TRIBUNAL ELEITORAL AFASTA CASSAÇÃO DO PREFEITO DE TRIUNFO


O Tribunal Eleitoral da Paraíba, a unanimidade, deu provimento ao recurso de José Mangueira Torres, Francisca Francilene e Damísio Mangueira Diniz, Prefeito, Vice e ex-Prefeito do município de Triunfo. O candidato derrotado, Joaquim Júnior, havia ingressado com uma investigação judicial eleitoral, alegando a compra de votos de dois eleitores do município.

O Juiz da 37ª Zona Eleitoral da Paraíba aplicou multa ao ex-Prefeito e cassou o mandado do Prefeito e da Vice de Triunfo, com base em gravação clandestina realizada no interior da residência dos eleitores, bem como em face de escritura pública feita pelos autores da ação.

O Prefeito do município de Triunfo, José Mangueira Torres, a vice-prefeita, Francisca Francilene, e o ex-prefeito, Damísio Mangueira, não conformados com a decisão, recorreram da sentença, alegando a ilicitude da prova, vez que realizada no interior da residência dos eleitores, bem como a impossibilidade de condenação com base em prova feita unilateral, além da ausência de prova robusta, inconcussa e incontroversa da apontada captação ilícita de sufrágio.

O Tribunal Eleitoral da Paraíba acolheu o recurso do Prefeito, da Vice e do ex-Prefeito de Triunfo e, desse modo, afastou a multa e a cassação de José Mangueira Torres e da sua vice, Francisca Francilene, confirmando a ilicitude da prova, vez que realizada no interior da residência dos eleitores e, portanto, em afronta ao princípio da inviolabilidade domiciliar, além da fragilidade da prova, vez que, também, por escritura pública, os eleitores desmentiram a compra de voto, enfatizando a existência de armação dos adversários do Prefeito de Triunfo.

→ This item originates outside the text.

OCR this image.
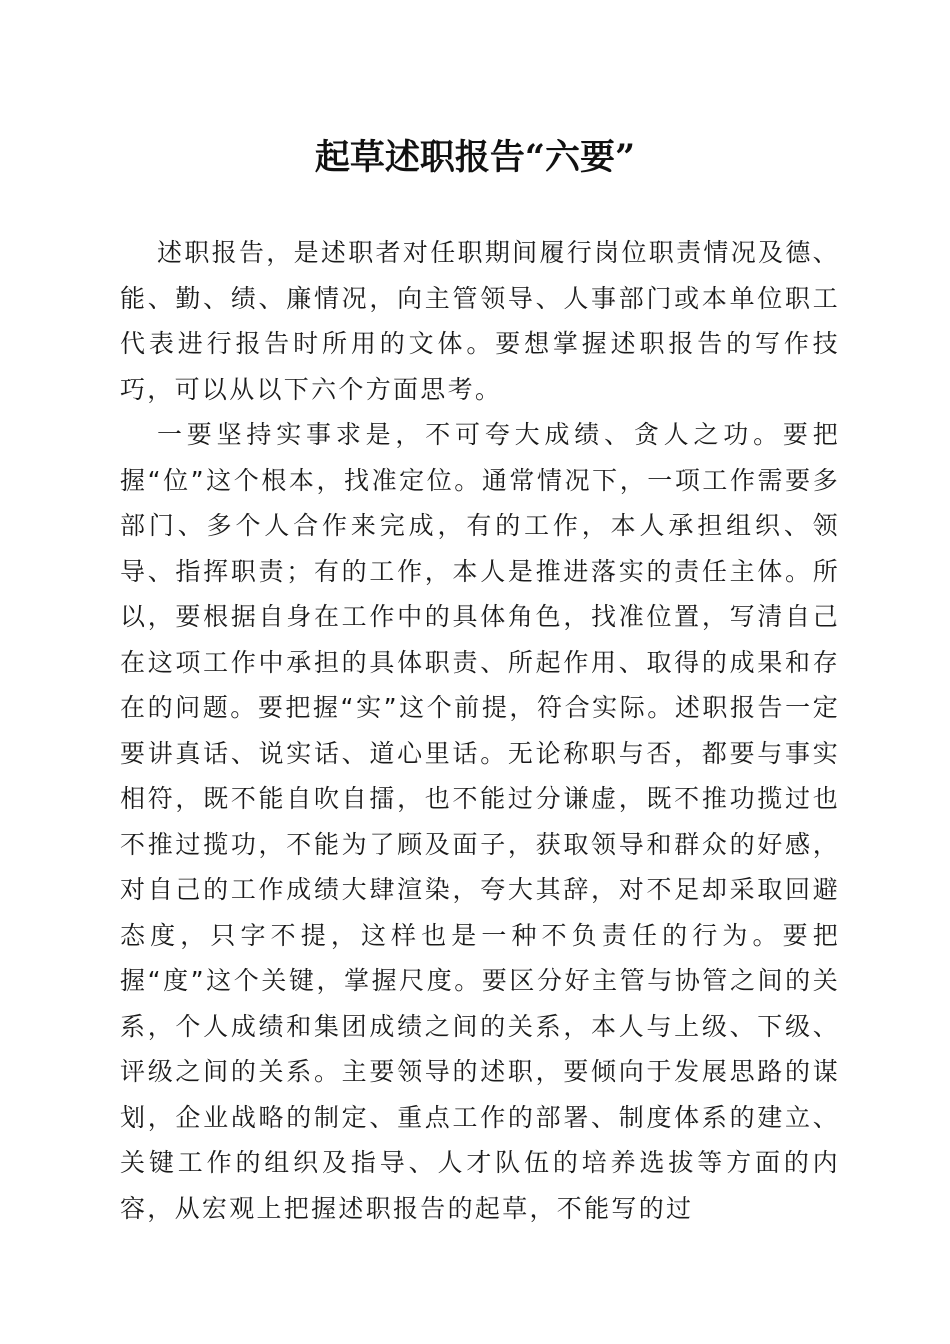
起草述职报告“六要”

述职报告，是述职者对任职期间履行岗位职责情况及德、能、勤、绩、廉情况，向主管领导、人事部门或本单位职工代表进行报告时所用的文体。要想掌握述职报告的写作技巧，可以从以下六个方面思考。

一要坚持实事求是，不可夸大成绩、贪人之功。要把握“位”这个根本，找准定位。通常情况下，一项工作需要多部门、多个人合作来完成，有的工作，本人承担组织、领导、指挥职责；有的工作，本人是推进落实的责任主体。所以，要根据自身在工作中的具体角色，找准位置，写清自己在这项工作中承担的具体职责、所起作用、取得的成果和存在的问题。要把握“实”这个前提，符合实际。述职报告一定要讲真话、说实话、道心里话。无论称职与否，都要与事实相符，既不能自吹自擂，也不能过分谦虚，既不推功揽过也不推过揽功，不能为了顾及面子，获取领导和群众的好感，对自己的工作成绩大肆渲染，夸大其辞，对不足却采取回避态度，只字不提，这样也是一种不负责任的行为。要把握“度”这个关键，掌握尺度。要区分好主管与协管之间的关系，个人成绩和集团成绩之间的关系，本人与上级、下级、评级之间的关系。主要领导的述职，要倾向于发展思路的谋划，企业战略的制定、重点工作的部署、制度体系的建立、关键工作的组织及指导、人才队伍的培养选拔等方面的内容，从宏观上把握述职报告的起草，不能写的过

O advogado Newton Vita, que elaborou o recurso do Prefeito, da Vice-Prefeita e do ex-Prefeito, enfatizou que “o Tribunal Eleitoral da Paraíba seguiu de forma justa, correta e adequada orientação do Tribunal Superior Eleitoral já que, no processo, a defesa conseguiu demonstrar a ilicitude da prova e a inexistência de prova incontroversa para ensejar a cassação de mandato, respeitando a vontade das urnas e a soberania popular da comunidade local”.

Com a decisão, o Tribunal Eleitoral da Paraíba julgou totalmente improcedente a ação de investigação proposta e livrou o prefeito e a vice do município de Triunfo da cassação.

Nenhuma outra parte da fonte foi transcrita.